Película: Che: Guerrilla

Nos lo temíamos: en la crítica de la primera parte de este díptico, Che, el argentino, ya barruntábamos premonitoriamente que las vibraciones para la segunda entrega no eran precisamente positivas. Vista ésta Che: Guerrilla, las previsiones se confirman. Aquí, salvo la introducción, con la entrada clandestina de Ernesto Guevara en Bolivia, disfrazado, contada con una notable austeridad sonora (apenas se dice una palabra en bastantes minutos), el resto es de una inanidad lamentable. A partir de la llegada al país suramericano, Steven Soderbergh se limita a poner en imágenes, con una meticulosidad digna de mejor causa, el año largo que el Che anduvo por la selva boliviana, intentando montar una revolución contra el gobierno de René Barrientos, militar que había dado años antes un golpe de Estado, aunque en ese momento presidía el país tras unas dudosas elecciones.


Durante muchos minutos la acción se limita a las andanzas del Che y de sus comandantes y soldaditos, con escenas manifiestamente prescindibles que nada aportan ni a la trama, ni al conocimiento del personaje ni, mucho menos, a un mínimo interés por parte del espectador, perdido en el dédalo de personajes que pueblan el filme, históricos pero desconocidos para la inmensa mayoría del público; para más inri, lo más granado y sustancial de la historia del Che en Bolivia, con toda seguridad su apresamiento y posterior asesinato en la aldea de La Higuera, el 9 de octubre de 1967, aquí se solventa con apenas unos minutos, sin grandeza, sin la sobresaliente importancia que aquel hecho tendría: estaba naciendo nada menos que un mito, un icono del siglo XX, alguien del mismo rango de algunos, muy pocos personajes contemporáneos: Gandhi, Kennedy, Martin Luther King, Juan Pablo II, Mao. Para remate de los tomates, la famosa frase (“Serénese y apunte bien: va a matar a un hombre”) que Ernesto Guevara espetara a su ejecutor, Mario Terán, y que éste (no había nadie más, aparte del inminente cadáver del Che) refirió, es escamoteada por otra distinta, con lo que se pierde parte del valor histórico de la recreación del momento.

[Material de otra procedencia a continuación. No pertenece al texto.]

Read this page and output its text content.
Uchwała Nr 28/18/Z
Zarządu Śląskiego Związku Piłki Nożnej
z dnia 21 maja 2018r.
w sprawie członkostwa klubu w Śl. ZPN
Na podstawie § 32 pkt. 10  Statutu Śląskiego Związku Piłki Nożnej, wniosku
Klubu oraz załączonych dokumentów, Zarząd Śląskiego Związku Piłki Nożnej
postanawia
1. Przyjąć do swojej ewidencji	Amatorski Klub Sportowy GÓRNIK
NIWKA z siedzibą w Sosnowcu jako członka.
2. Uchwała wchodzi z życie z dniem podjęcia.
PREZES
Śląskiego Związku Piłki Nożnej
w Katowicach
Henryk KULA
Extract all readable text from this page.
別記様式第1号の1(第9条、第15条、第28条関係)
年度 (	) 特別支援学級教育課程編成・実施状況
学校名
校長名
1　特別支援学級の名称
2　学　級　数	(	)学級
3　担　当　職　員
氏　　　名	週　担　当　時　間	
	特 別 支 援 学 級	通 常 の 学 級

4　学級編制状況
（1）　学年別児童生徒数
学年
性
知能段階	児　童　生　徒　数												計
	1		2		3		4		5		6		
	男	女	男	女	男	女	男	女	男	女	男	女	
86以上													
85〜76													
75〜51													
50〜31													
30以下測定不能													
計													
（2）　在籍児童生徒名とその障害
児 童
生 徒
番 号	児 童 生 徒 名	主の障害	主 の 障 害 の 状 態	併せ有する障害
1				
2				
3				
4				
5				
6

Hay quien ha dicho que este segundo segmento no es, como el primero, una vida de santo (laico). Hombre, no es que Ernesto (o Ramón, o Fernando, heterónimos de guerra que utilizó en su intento de hacer la revolución en Bolivia) aparezca en el filme de Soderbergh con potencias (ni siquiera laicas…), pero es cierto que su tratamiento por parte del director es colindante con la hagiografía: en todo momento se le muestra como un hombre estricto, honesto a carta cabal, justo con sus hombres pero implacable con los que se muestran indolentes, o insidiosos, o marrulleros, volcado con los campesinos y su utópica visión de un bienestar para ellos; cuando se ve perseguido, lejos de escaquearse y salir por piernas, se mantiene en sus trece hasta ser apresado como cordero al degolladero… Vamos, un San Ernesto Guevara en toda regla, que además fue mártir (y comandante, no lo olvidemos…). Nada más que le hacía falta un milagro para ascender al altar de la progresía, y éste pudiera ser muy bien el incomprensible hecho de que Soderbergh haya conseguido financiación (70 millones de dólares en el conjunto del díptico, nada menos) para un proyecto como éste, cuya primera parte ha recaudado en Estados Unidos una cifra que no llega ni a los 2 millones de dólares. Lo dicho: ¡milagro, milagro!


Nota a pie de página: Hay que ver la constelación de actores españoles, portugueses, hispanoamericanos y lusoamericanos que aparecen en el filme: entre los primeros, Jordi Mollá, Oscar Jaenada, Pedro Casablanc, Eduard Fernández o los andaluces Antonio de la Torre y Jesús Carroza; entre los segundos, el muy internacional Joaquim de Almeida; entre los terceros, mexicanos como Demián Bichir (que hace un Fidel muy apropiado, sin caer en la tentación de la parodia); entre los cuartos, el brasileño Rodrigo Santoro; todos ellos hacen un encomiable esfuerzo por conseguir un acento hispanoamericano más o menos neutro. Me gusta en especial el que consigue el sevillano Carroza, que tiene mucho más mérito si tenemos en cuenta que el estupendo actor de 7 vírgenes es un chico todavía con pocas tablas y en proceso de formación: ¡bien, tío, bien!